Heureusement, je n’ai pas eu à faire à ce genre de comportements. Je pense que les gens étaient contrariés de me savoir malade. Toutefois, je pense que mon cancer s’est déclaré à cause de ce que m’ont fait vivre des camarades de classe une année plus tôt. J’aurais préféré que ces personnes se fassent toutes petites au lieu d’éprouver de la peine parce que je les considérais en partie responsables.

Au contraire, est-ce que certaines réactions/actions vous ont particulièrement touchée ?

Oui beaucoup ! Ma meilleure amie s’est coupée les cheveux. Ainsi, quand les miens ont commencé à repousser, je n’étais pas la seule à les avoir très courts. Les collègues de mon père se sont cotisés pour m’acheter une tablette pour que je puisse m’occuper à l’hôpital et ceux de ma mère ont lancé une cagnotte pour que, une fois guérie, je puisse réaliser mon rêve d’aller à New York. Enfin des correspondants allemands que j’avais rencontrés au collège m’ont envoyé des mots adorables.

Vous partez à Bologne en Erasmus, qu’est-ce que cette année représente pour vous ?

Cette année à l’étranger j’en ai toujours rêvé. Le fait de ne pas pouvoir voyager pendant mon traitement m’a donné encore plus envie de bouger. Je pense que je mérite de partir dans le sens où la maladie m’a volé une année.

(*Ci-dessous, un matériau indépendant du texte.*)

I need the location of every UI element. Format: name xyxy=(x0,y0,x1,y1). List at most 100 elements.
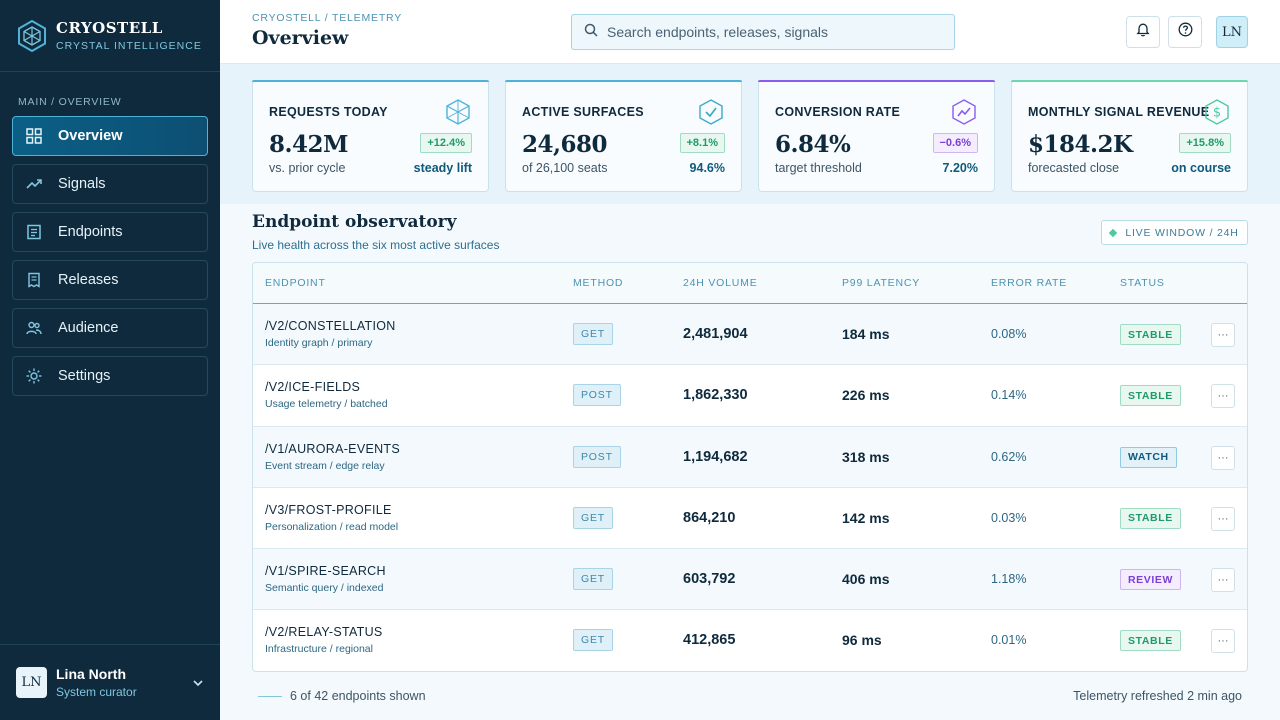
sidebar-item-label: Settings xyxy=(58,368,111,384)
endpoint-name[interactable]: /V2/ICE-FIELDS xyxy=(265,380,361,395)
kpi-card-surfaces[interactable]: ACTIVE SURFACES 24,680 +8.1% of 26,100 s… xyxy=(505,80,742,192)
endpoint-name[interactable]: /V2/CONSTELLATION xyxy=(265,319,396,333)
user-role: System curator xyxy=(56,685,137,699)
kpi-accent-bar xyxy=(505,80,742,82)
kpi-subtext: vs. prior cycle xyxy=(269,161,346,175)
volume-value: 603,792 xyxy=(683,571,736,588)
kpi-note: 94.6% xyxy=(689,161,725,175)
avatar: LN xyxy=(16,667,47,698)
section-subtitle: Live health across the six most active s… xyxy=(252,238,500,252)
sidebar-item-signals[interactable]: Signals xyxy=(12,164,208,204)
column-header-latency[interactable]: P99 LATENCY xyxy=(842,277,921,289)
column-header-status[interactable]: STATUS xyxy=(1120,277,1165,289)
kpi-accent-bar xyxy=(758,80,995,82)
brand[interactable]: CRYOSTELL CRYSTAL INTELLIGENCE xyxy=(0,0,220,72)
search-icon xyxy=(584,23,598,42)
column-header-volume[interactable]: 24H VOLUME xyxy=(683,277,758,289)
endpoint-description: Usage telemetry / batched xyxy=(265,398,388,411)
sidebar-item-endpoints[interactable]: Endpoints xyxy=(12,212,208,252)
table-row[interactable]: /V2/ICE-FIELDS Usage telemetry / batched… xyxy=(253,365,1247,427)
grid-icon xyxy=(25,127,43,145)
sidebar-item-releases[interactable]: Releases xyxy=(12,260,208,300)
row-more-button[interactable]: ··· xyxy=(1211,323,1235,347)
endpoint-name[interactable]: /V1/AURORA-EVENTS xyxy=(265,441,400,456)
search-input[interactable] xyxy=(607,24,942,40)
sidebar-item-label: Overview xyxy=(58,128,123,144)
trend-icon xyxy=(25,175,43,193)
endpoint-description: Identity graph / primary xyxy=(265,337,373,349)
sidebar-item-settings[interactable]: Settings xyxy=(12,356,208,396)
user-name: Lina North xyxy=(56,666,126,682)
live-window-chip[interactable]: LIVE WINDOW / 24H xyxy=(1101,220,1248,245)
sidebar-item-label: Releases xyxy=(58,272,119,288)
brand-tagline: CRYSTAL INTELLIGENCE xyxy=(56,40,202,52)
volume-value: 412,865 xyxy=(683,632,736,649)
table-row[interactable]: /V1/AURORA-EVENTS Event stream / edge re… xyxy=(253,426,1247,488)
kpi-accent-bar xyxy=(1011,80,1248,82)
search-box[interactable] xyxy=(571,14,955,50)
table-header: ENDPOINT METHOD 24H VOLUME P99 LATENCY E… xyxy=(253,263,1247,304)
volume-value: 1,194,682 xyxy=(683,448,748,465)
table-row[interactable]: /V1/SPIRE-SEARCH Semantic query / indexe… xyxy=(253,549,1247,611)
endpoint-name[interactable]: /V2/RELAY-STATUS xyxy=(265,625,383,640)
kpi-strip: REQUESTS TODAY 8.42M +12.4% vs. prior cy… xyxy=(220,64,1280,204)
live-window-label: LIVE WINDOW / 24H xyxy=(1125,226,1239,239)
sidebar-item-label: Signals xyxy=(58,176,106,192)
bell-icon xyxy=(1136,22,1150,42)
help-button[interactable] xyxy=(1168,16,1202,48)
row-more-button[interactable]: ··· xyxy=(1211,506,1235,531)
section-title: Endpoint observatory xyxy=(252,212,457,232)
kpi-card-requests[interactable]: REQUESTS TODAY 8.42M +12.4% vs. prior cy… xyxy=(252,80,489,192)
endpoint-name[interactable]: /V3/FROST-PROFILE xyxy=(265,502,392,517)
footer-divider xyxy=(258,696,282,697)
kpi-label: CONVERSION RATE xyxy=(775,105,901,119)
column-header-method[interactable]: METHOD xyxy=(573,277,624,289)
chevron-down-icon[interactable] xyxy=(192,674,204,692)
error-rate-value: 0.01% xyxy=(991,633,1027,648)
row-more-button[interactable]: ··· xyxy=(1211,568,1235,593)
sidebar-item-overview[interactable]: Overview xyxy=(12,116,208,156)
shield-check-icon xyxy=(699,99,723,125)
row-more-button[interactable]: ··· xyxy=(1211,629,1235,654)
endpoint-name[interactable]: /V1/SPIRE-SEARCH xyxy=(265,564,386,579)
sidebar-item-label: Endpoints xyxy=(58,224,123,240)
column-header-error-rate[interactable]: ERROR RATE xyxy=(991,277,1068,289)
cube-icon xyxy=(446,99,470,125)
svg-text:$: $ xyxy=(1213,106,1221,121)
user-menu[interactable]: LN Lina North System curator xyxy=(0,644,220,720)
volume-value: 1,862,330 xyxy=(683,387,748,404)
table-row[interactable]: /V2/CONSTELLATION Identity graph / prima… xyxy=(253,304,1247,366)
kpi-label: ACTIVE SURFACES xyxy=(522,105,644,119)
kpi-note: steady lift xyxy=(413,161,472,175)
endpoint-description: Infrastructure / regional xyxy=(265,643,373,656)
latency-value: 226 ms xyxy=(842,387,890,404)
kpi-value: 24,680 xyxy=(522,131,608,158)
kpi-subtext: of 26,100 seats xyxy=(522,161,608,175)
notifications-button[interactable] xyxy=(1126,16,1160,48)
row-more-button[interactable]: ··· xyxy=(1211,445,1235,470)
endpoint-description: Event stream / edge relay xyxy=(265,459,385,472)
kpi-note: 7.20% xyxy=(942,161,978,175)
kpi-delta-badge: +15.8% xyxy=(1179,133,1231,153)
kpi-card-conversion[interactable]: CONVERSION RATE 6.84% −0.6% target thres… xyxy=(758,80,995,192)
table-row[interactable]: /V3/FROST-PROFILE Personalization / read… xyxy=(253,488,1247,550)
kpi-accent-bar xyxy=(252,80,489,82)
dollar-hex-icon: $ xyxy=(1205,99,1229,125)
kpi-value: 6.84% xyxy=(775,131,851,158)
profile-avatar[interactable]: LN xyxy=(1216,16,1248,48)
row-more-button[interactable]: ··· xyxy=(1211,384,1235,409)
sidebar-item-audience[interactable]: Audience xyxy=(12,308,208,348)
latency-value: 184 ms xyxy=(842,326,890,342)
kpi-card-revenue[interactable]: MONTHLY SIGNAL REVENUE $ $184.2K +15.8% … xyxy=(1011,80,1248,192)
kpi-label: MONTHLY SIGNAL REVENUE xyxy=(1028,105,1210,119)
kpi-subtext: target threshold xyxy=(775,161,862,175)
column-header-endpoint[interactable]: ENDPOINT xyxy=(265,277,326,289)
error-rate-value: 0.62% xyxy=(991,449,1027,464)
table-row[interactable]: /V2/RELAY-STATUS Infrastructure / region… xyxy=(253,610,1247,671)
error-rate-value: 0.14% xyxy=(991,388,1027,403)
breadcrumb[interactable]: CRYOSTELL / TELEMETRY xyxy=(252,12,403,24)
volume-value: 864,210 xyxy=(683,509,736,526)
error-rate-value: 1.18% xyxy=(991,572,1027,587)
latency-value: 406 ms xyxy=(842,571,890,588)
status-badge: STABLE xyxy=(1120,630,1181,652)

Je prends cela comme une nouvelle étape de ma vie, un nouveau challenge. Je veux me prouver que je peux me débrouiller seule, gérer mes peurs sans l’aide de personne.

Est-ce que vous aimeriez vous engager, peut-être plus tard, dans des associations qui aident les enfants et adolescents à mieux vivre l’épreuve du cancer ?

Plus tard peut-être, j’aimerais pouvoir aider. Pour l’instant, c’est trop tôt. J’ai encore besoin de prendre du recul car je ne pense pas être entièrement guérie. Il y a toujours un petit “reste” de ma maladie qui reste coincé dans ma tête. Cependant, j’essaie d’aider à mon échelle. Par exemple, j’ai donné ma perruque à une jeune fille qui n’avait pas les moyens de s’en payer une (cela coûte entre 500 et 1000 euros) et j’ai échangé avec un autre jeune de mon ancien lycée, atteint lui aussi de cancer. Si on venait me chercher pour me demander de l’aide, je l’apporterais avec grand plaisir.